The venerable machine is being feted around the world as the grandfather of modern computing: it brought such innovations as lookahead, pipelining, branch prediction, multitasking, memory protection, generalised interrupts, and the 8-bit byte to the commercial market. For those of us who've been brought up on a diet of microprocessor roadmaps, it's a welcome reminder that the latest, greatest chips depend on inventions dating back to the days when the Beatles still wanted to hold your hand.
But while IBM is keen to fly the flag for the S/360, an architecture that made the company emperor of the world for two decades, the real star has been nearly forgotten. All of those good ideas came from a computer that truly deserves the crown of first mainframe; one that can trace its origins to 10 years earlier and, plausibly, to a decade before that, when a remote valley in New Mexico was briefly illuminated by the light of the first atomic blast.
It is no coincidence that the end of the Second World War saw the start of digital computing. As well as the now-famous work done by Turing and others at Bletchley Park, atomic weaponry research in the US had proved two things -- that nuclear and thermonuclear bombs would define the course of the rest of the century, and that designing the things required more sums to be done than was humanly possible. The push for high-powered computation was on.
By 1955, the University of California Radiation Lab was looking for a computer faster than ever before. IBM bid but lost to Univac -- then the biggest computer company -- and IBM hated to lose. The company came back a year later with a proposal for Los Alamos labs for a computer with "a speed at least a hundred times greater" than existing machines. It won that one, and had four years to deliver the beast. The project was officially called the 7030, but was far better known as Project Stretch -- it would stretch every aspect of computing.
The innovations began right at the start. Stretch would be built with a brand-new invention, the transistor, and it was the first design to rely on a simulator. This was built by John Cocke and Harwood Kolsky early on, and let the designers try out new ideas before committing them to the final machine -- a method of working that has since become universal.
It's hard to list all the ideas that Stretch embodied and that have since become canon law in processor design. It could fetch and decode multiple instructions simultaneously -- remember the superscalar hype of the late 90s? -- and pipelined them, decoupling decoding and execution. It could predict the results of calculations and speculatively execute code depending on its best guess, and could look ahead to unexecuted instructions to make the best use of its internal resources.

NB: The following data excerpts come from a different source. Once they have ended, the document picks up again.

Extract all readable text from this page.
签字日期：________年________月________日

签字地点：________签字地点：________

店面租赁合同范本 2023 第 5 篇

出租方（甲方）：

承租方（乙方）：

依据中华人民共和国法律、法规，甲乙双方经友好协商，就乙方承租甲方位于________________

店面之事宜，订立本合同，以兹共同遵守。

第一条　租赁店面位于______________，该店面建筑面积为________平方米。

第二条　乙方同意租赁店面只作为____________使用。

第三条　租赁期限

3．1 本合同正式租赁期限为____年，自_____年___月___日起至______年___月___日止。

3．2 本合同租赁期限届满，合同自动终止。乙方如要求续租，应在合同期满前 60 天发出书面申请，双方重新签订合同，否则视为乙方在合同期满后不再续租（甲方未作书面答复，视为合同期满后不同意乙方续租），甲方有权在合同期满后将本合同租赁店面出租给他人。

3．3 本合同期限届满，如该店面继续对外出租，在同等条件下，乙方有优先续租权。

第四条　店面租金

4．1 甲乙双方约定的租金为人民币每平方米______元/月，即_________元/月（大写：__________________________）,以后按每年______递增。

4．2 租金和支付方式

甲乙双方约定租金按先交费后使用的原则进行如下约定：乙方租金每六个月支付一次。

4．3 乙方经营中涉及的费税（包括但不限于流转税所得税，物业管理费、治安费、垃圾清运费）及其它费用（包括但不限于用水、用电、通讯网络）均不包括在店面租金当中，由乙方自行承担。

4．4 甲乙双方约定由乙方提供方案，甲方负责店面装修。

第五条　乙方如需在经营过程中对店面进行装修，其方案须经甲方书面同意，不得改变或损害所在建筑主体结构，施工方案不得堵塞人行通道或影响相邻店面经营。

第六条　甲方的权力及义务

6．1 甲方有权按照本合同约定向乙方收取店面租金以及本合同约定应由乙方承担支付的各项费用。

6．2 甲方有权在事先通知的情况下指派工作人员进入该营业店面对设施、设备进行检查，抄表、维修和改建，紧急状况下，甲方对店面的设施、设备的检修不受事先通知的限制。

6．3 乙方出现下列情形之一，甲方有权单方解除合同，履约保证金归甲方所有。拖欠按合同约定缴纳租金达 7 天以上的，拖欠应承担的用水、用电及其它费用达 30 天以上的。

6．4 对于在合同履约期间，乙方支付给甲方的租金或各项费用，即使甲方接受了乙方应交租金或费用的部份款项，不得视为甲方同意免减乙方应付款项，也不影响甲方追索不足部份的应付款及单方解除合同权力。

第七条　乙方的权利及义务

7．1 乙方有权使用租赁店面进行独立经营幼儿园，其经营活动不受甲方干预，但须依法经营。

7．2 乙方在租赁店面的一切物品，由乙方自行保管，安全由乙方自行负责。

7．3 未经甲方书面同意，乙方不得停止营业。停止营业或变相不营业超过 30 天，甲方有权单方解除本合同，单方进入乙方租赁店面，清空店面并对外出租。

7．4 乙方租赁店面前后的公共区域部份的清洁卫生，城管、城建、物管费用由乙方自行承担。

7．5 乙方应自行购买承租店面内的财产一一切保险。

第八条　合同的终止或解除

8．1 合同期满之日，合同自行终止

These are ideas still essential to the best that Intel produces and the Stretch did them all with around 170,000 transistors. The last chip that Intel made with so few active components was 1982's 80286, which is a part remembered these days -- if at all -- for not needing a heat sink so much as a mop to get rid of the drool.
Alas, none of the above proved enough to match the promises made by IBM's marketing department. Stretch was delivered a year late and substantially more slowly than predicted. It was still the fastest computer in the world and remained so until 1964 but by then the market for high-performance computers had changed. Ten were made, going to atomic research institutes and spooks: the S/360's first customers were banks and airlines. There was a plan to build directly on the Stretch architecture, but that got canned. Although a commercial failure, Stretch was nonetheless IBM's best investment in research and development -- an exercise that Steve Jobs was to repeat 30 years later with the proto-Macintosh, Lisa.
All of which left some of the chief designers free to do other things. John Cocke, one of the brains behind the simulator and a true genius in many fields, took what he'd learned and what he hadn't been able to get through, and eventually ended up with an idea called RISC. IBM adopted that wholeheartedly with the PowerPC architecture, as did others such as Acorn, with its ARM processor. If you own a modern IBM mainframe, a mobile phone, a set-top box, an Apple or even an iPod, you'll possess some of the spirit of Stretch. The modern PC, needless to say, would simply never have happened otherwise.
So, while you toast the success of the S/360 -- another small sherry? -- remember that it and almost everything else you'll touch with a chip inside is the inheritor of a burst of unmatched innovation, one that flowered years before, in the unholy light of Trinity.